Karachi: The KSE-100 Index, a key benchmark for the Pakistan Stock Exchange, reached an unprecedented high of 125,627 points at the close of June 2025, marking a significant 59% return for the fiscal year. This achievement underscores the index's resilience amid global geopolitical tensions and places it as the second-highest annual gain in over two decades.
The fiscal year concluded with a notable response from equity markets following the announcement of the FY26 Budget. Government decisions to maintain tax rates on capital gains and dividends while raising taxes on institutional and corporate fixed income investments played a role in steadying the market. The month of June, however, was characterized by global market volatility due to the Iran-Israel-US conflict, which initially led to a 7% dip in the KSE-100. The subsequent ceasefire helped the index recover, closing with an 8% rebound by month's end.
In parallel, geopolitical tensions impacted oil prices, with Brent crude reaching a five-month high of $79 per barrel. The State Bank of Pakistan (SBP), facing potential inflationary pressures, chose to maintain its policy rate at 11% during a mid-June meeting, despite the challenging economic environment.

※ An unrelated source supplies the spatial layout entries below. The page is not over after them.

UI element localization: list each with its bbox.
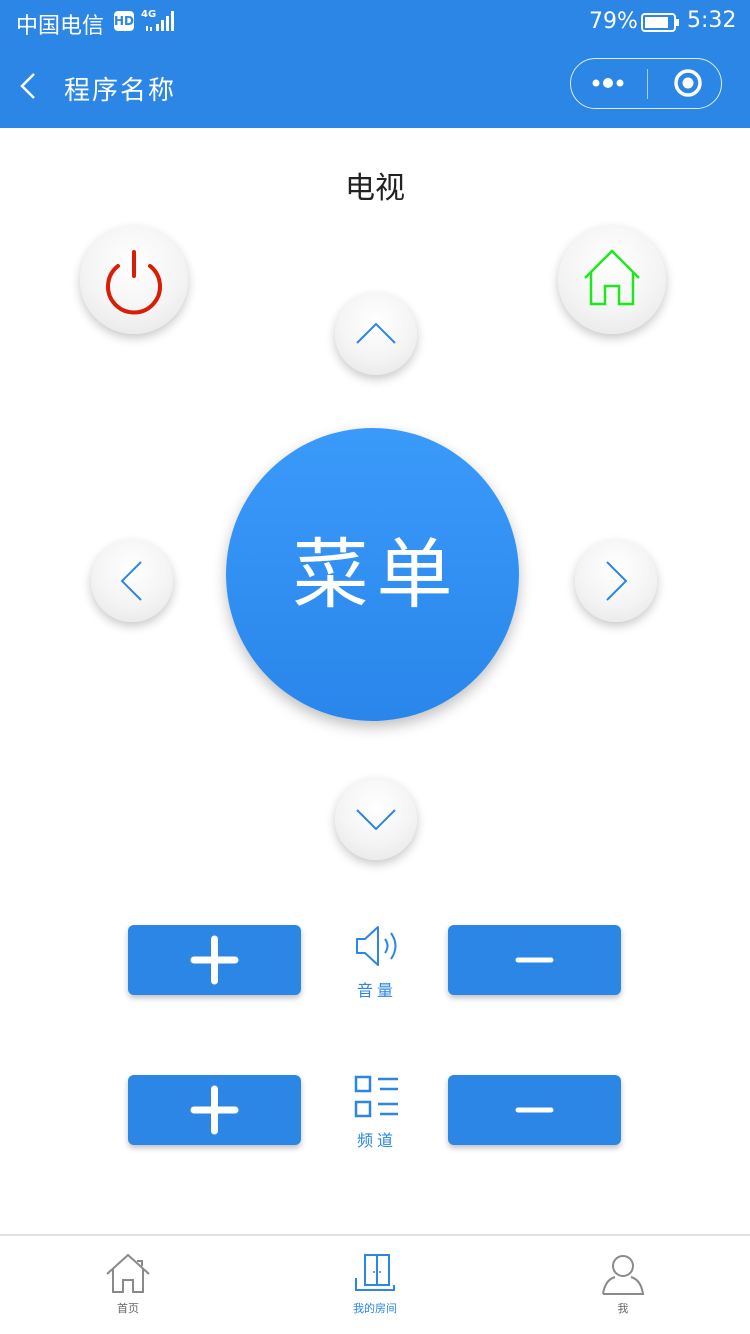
channel-down-button[interactable] xyxy=(448,1075,621,1145)
chevron-left-icon xyxy=(20,73,35,99)
more-button[interactable] xyxy=(571,59,647,107)
chevron-left-icon xyxy=(120,561,142,601)
menu-label: 菜单 xyxy=(292,530,461,619)
volume-up-button[interactable] xyxy=(128,925,301,995)
power-button[interactable] xyxy=(80,226,188,334)
right-button[interactable] xyxy=(575,540,657,622)
home-icon xyxy=(584,249,640,306)
left-button[interactable] xyxy=(91,540,173,622)
target-circle-icon xyxy=(674,69,702,97)
minus-icon xyxy=(515,957,554,963)
speaker-icon xyxy=(356,926,397,966)
volume-label: 音量 xyxy=(356,981,397,1000)
carrier-name: 中国电信 xyxy=(16,14,105,39)
plus-icon xyxy=(190,1085,239,1135)
close-button[interactable] xyxy=(648,59,721,107)
tab-me-label: 我 xyxy=(617,1302,629,1315)
chevron-down-icon xyxy=(356,809,396,831)
status-bar: 中国电信 HD 4G 79% 5:32 xyxy=(0,0,750,44)
down-button[interactable] xyxy=(335,778,417,860)
tab-me[interactable]: 我 xyxy=(553,1236,693,1334)
chevron-up-icon xyxy=(356,322,396,344)
tab-my-room-label: 我的房间 xyxy=(353,1302,397,1315)
home-button[interactable] xyxy=(558,226,666,334)
menu-button[interactable]: 菜单 xyxy=(226,428,519,721)
nav-bar: 程序名称 xyxy=(0,44,750,128)
tab-home-label: 首页 xyxy=(117,1302,139,1315)
home-outline-icon xyxy=(106,1253,150,1293)
hd-badge: HD xyxy=(114,11,134,31)
list-icon xyxy=(354,1075,398,1118)
door-icon xyxy=(355,1254,395,1291)
user-icon xyxy=(602,1255,645,1295)
device-title: 电视 xyxy=(345,171,405,206)
more-dots-icon xyxy=(592,78,624,88)
volume-down-button[interactable] xyxy=(448,925,621,995)
channel-up-button[interactable] xyxy=(128,1075,301,1145)
battery-percent: 79% xyxy=(589,9,638,34)
up-button[interactable] xyxy=(335,293,417,375)
signal-icon xyxy=(146,11,174,31)
tab-home[interactable]: 首页 xyxy=(58,1236,198,1334)
mini-program-capsule xyxy=(570,58,722,109)
minus-icon xyxy=(515,1107,554,1113)
power-icon xyxy=(106,250,162,315)
battery-icon xyxy=(641,13,679,32)
channel-label: 频道 xyxy=(356,1131,397,1150)
page-title: 程序名称 xyxy=(64,76,177,106)
back-button[interactable] xyxy=(10,64,50,108)
clock: 5:32 xyxy=(687,8,737,33)
tab-bar: 首页 我的房间 我 xyxy=(0,1234,750,1334)
plus-icon xyxy=(190,935,239,985)
tab-my-room[interactable]: 我的房间 xyxy=(305,1236,445,1334)
app-header: 中国电信 HD 4G 79% 5:32 程序名称 xyxy=(0,0,750,128)
chevron-right-icon xyxy=(606,561,628,601)
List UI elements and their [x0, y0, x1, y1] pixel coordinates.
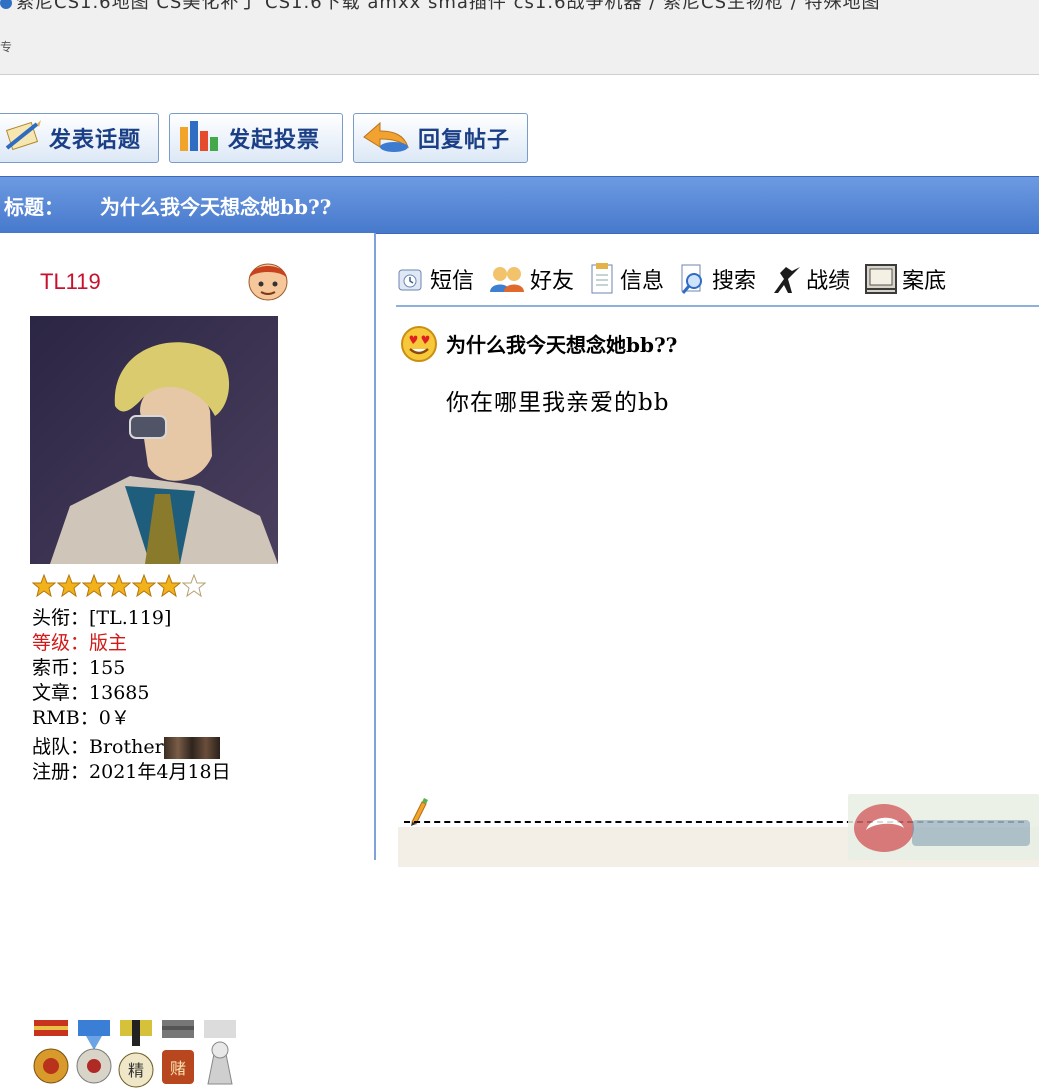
- user-toolbar: 短信 好友 信息 搜索 战绩 案底: [396, 253, 1039, 307]
- message-icon: [398, 269, 422, 291]
- document-icon: [591, 263, 613, 294]
- medal-icon: 精: [118, 1020, 154, 1088]
- user-field-rmb: RMB：0￥: [32, 707, 130, 729]
- user-field-register: 注册：2021年4月18日: [32, 761, 231, 783]
- user-info: 头衔：[TL.119] 等级：版主 索币：155 文章：13685 RMB：0￥…: [32, 606, 231, 785]
- user-field-coins: 索币：155: [32, 657, 126, 679]
- thread-title-bar: 标题： 为什么我今天想念她bb??: [0, 176, 1039, 234]
- reply-label: 回复帖子: [418, 128, 511, 153]
- new-poll-button[interactable]: 发起投票: [169, 113, 343, 163]
- pencil-icon: [406, 796, 428, 830]
- medals: 精 赌: [30, 1020, 240, 1090]
- username[interactable]: TL119: [40, 269, 101, 295]
- friend-button[interactable]: 好友: [488, 263, 574, 295]
- message-button[interactable]: 短信: [396, 263, 474, 295]
- breadcrumb-continuation: 专: [0, 40, 13, 54]
- file-button[interactable]: 案底: [864, 263, 946, 295]
- user-field-posts: 文章：13685: [32, 682, 150, 704]
- star-icon: [107, 574, 131, 598]
- svg-text:精: 精: [128, 1061, 144, 1080]
- new-poll-label: 发起投票: [228, 128, 321, 153]
- star-icon: [32, 574, 56, 598]
- breadcrumb-bar: 索尼CS1.6地图 CS美化补丁 CS1.6下载 amxx sma插件 cs1.…: [0, 0, 1039, 75]
- breadcrumb-text[interactable]: 索尼CS1.6地图 CS美化补丁 CS1.6下载 amxx sma插件 cs1.…: [16, 0, 881, 13]
- soldier-icon: [774, 267, 801, 293]
- pencil-paper-icon: [3, 118, 43, 158]
- star-icon: [132, 574, 156, 598]
- user-field-title: 头衔：[TL.119]: [32, 607, 172, 629]
- thread-title: 为什么我今天想念她bb??: [100, 194, 332, 219]
- friends-icon: [490, 267, 525, 292]
- user-field-team: 战队：Brother: [32, 735, 231, 760]
- new-topic-label: 发表话题: [49, 128, 142, 153]
- post-content: 短信 好友 信息 搜索 战绩 案底 为什么我今天想念她bb?? 你在哪里我亲爱的…: [376, 233, 1039, 867]
- svg-text:赌: 赌: [170, 1059, 186, 1078]
- info-button[interactable]: 信息: [588, 263, 664, 295]
- record-button[interactable]: 战绩: [770, 263, 850, 295]
- star-icon: [82, 574, 106, 598]
- search-button[interactable]: 搜索: [678, 263, 756, 295]
- user-field-level: 等级：版主: [32, 632, 128, 654]
- reply-arrow-icon: [360, 117, 412, 159]
- post-title-text: 为什么我今天想念她bb??: [446, 332, 678, 357]
- user-face-icon: [245, 258, 291, 306]
- book-icon: [865, 264, 898, 294]
- medal-icon: 赌: [162, 1020, 194, 1084]
- bar-chart-icon: [176, 117, 222, 159]
- reply-button[interactable]: 回复帖子: [353, 113, 528, 163]
- medal-icon: [204, 1020, 236, 1085]
- star-icon: [182, 574, 206, 598]
- site-watermark: [848, 794, 1039, 860]
- watermark-logo-icon: [854, 804, 1030, 852]
- avatar[interactable]: [30, 316, 278, 564]
- search-icon: [681, 264, 703, 294]
- smiley-heart-eyes-icon: [401, 326, 437, 362]
- breadcrumb[interactable]: 索尼CS1.6地图 CS美化补丁 CS1.6下载 amxx sma插件 cs1.…: [0, 0, 881, 14]
- star-icon: [157, 574, 181, 598]
- team-name[interactable]: Brother: [89, 736, 164, 758]
- bullet-icon: [0, 0, 12, 9]
- post-body: 你在哪里我亲爱的bb: [446, 390, 670, 416]
- post-title: 为什么我今天想念她bb??: [398, 323, 677, 363]
- star-icon: [57, 574, 81, 598]
- team-banner: [163, 737, 220, 759]
- new-topic-button[interactable]: 发表话题: [0, 113, 159, 163]
- title-label: 标题：: [4, 194, 64, 219]
- user-panel: TL119 头衔：[TL.119] 等级：版主 索币：155 文章：13685 …: [0, 233, 376, 1088]
- medal-icon: [33, 1020, 69, 1084]
- medal-icon: [76, 1020, 112, 1084]
- rank-stars: [32, 574, 206, 598]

The National Assembly approved the FY26 Budget, with a total outlay of Rs17.6 trillion, aiming for enhanced revenue and a controlled fiscal deficit. The budget includes tax relief for the lower income brackets and increased focus on mortgage financing and subsidies for affordable housing, signaling potential growth in the construction sector.
Despite these optimistic developments, the SBP's foreign exchange reserves saw a significant drop, primarily due to debt repayments, though expectations of rollovers offer some hope for recovery.
Looking forward, market analysts maintain a positive outlook on Pakistan equities, emphasizing sectors driven by domestic demand. The stabilization of inflation and recovery in consumer purchasing power are expected to bolster market performance, with particular interest in companies such as OGDC, FFC, and DGKC.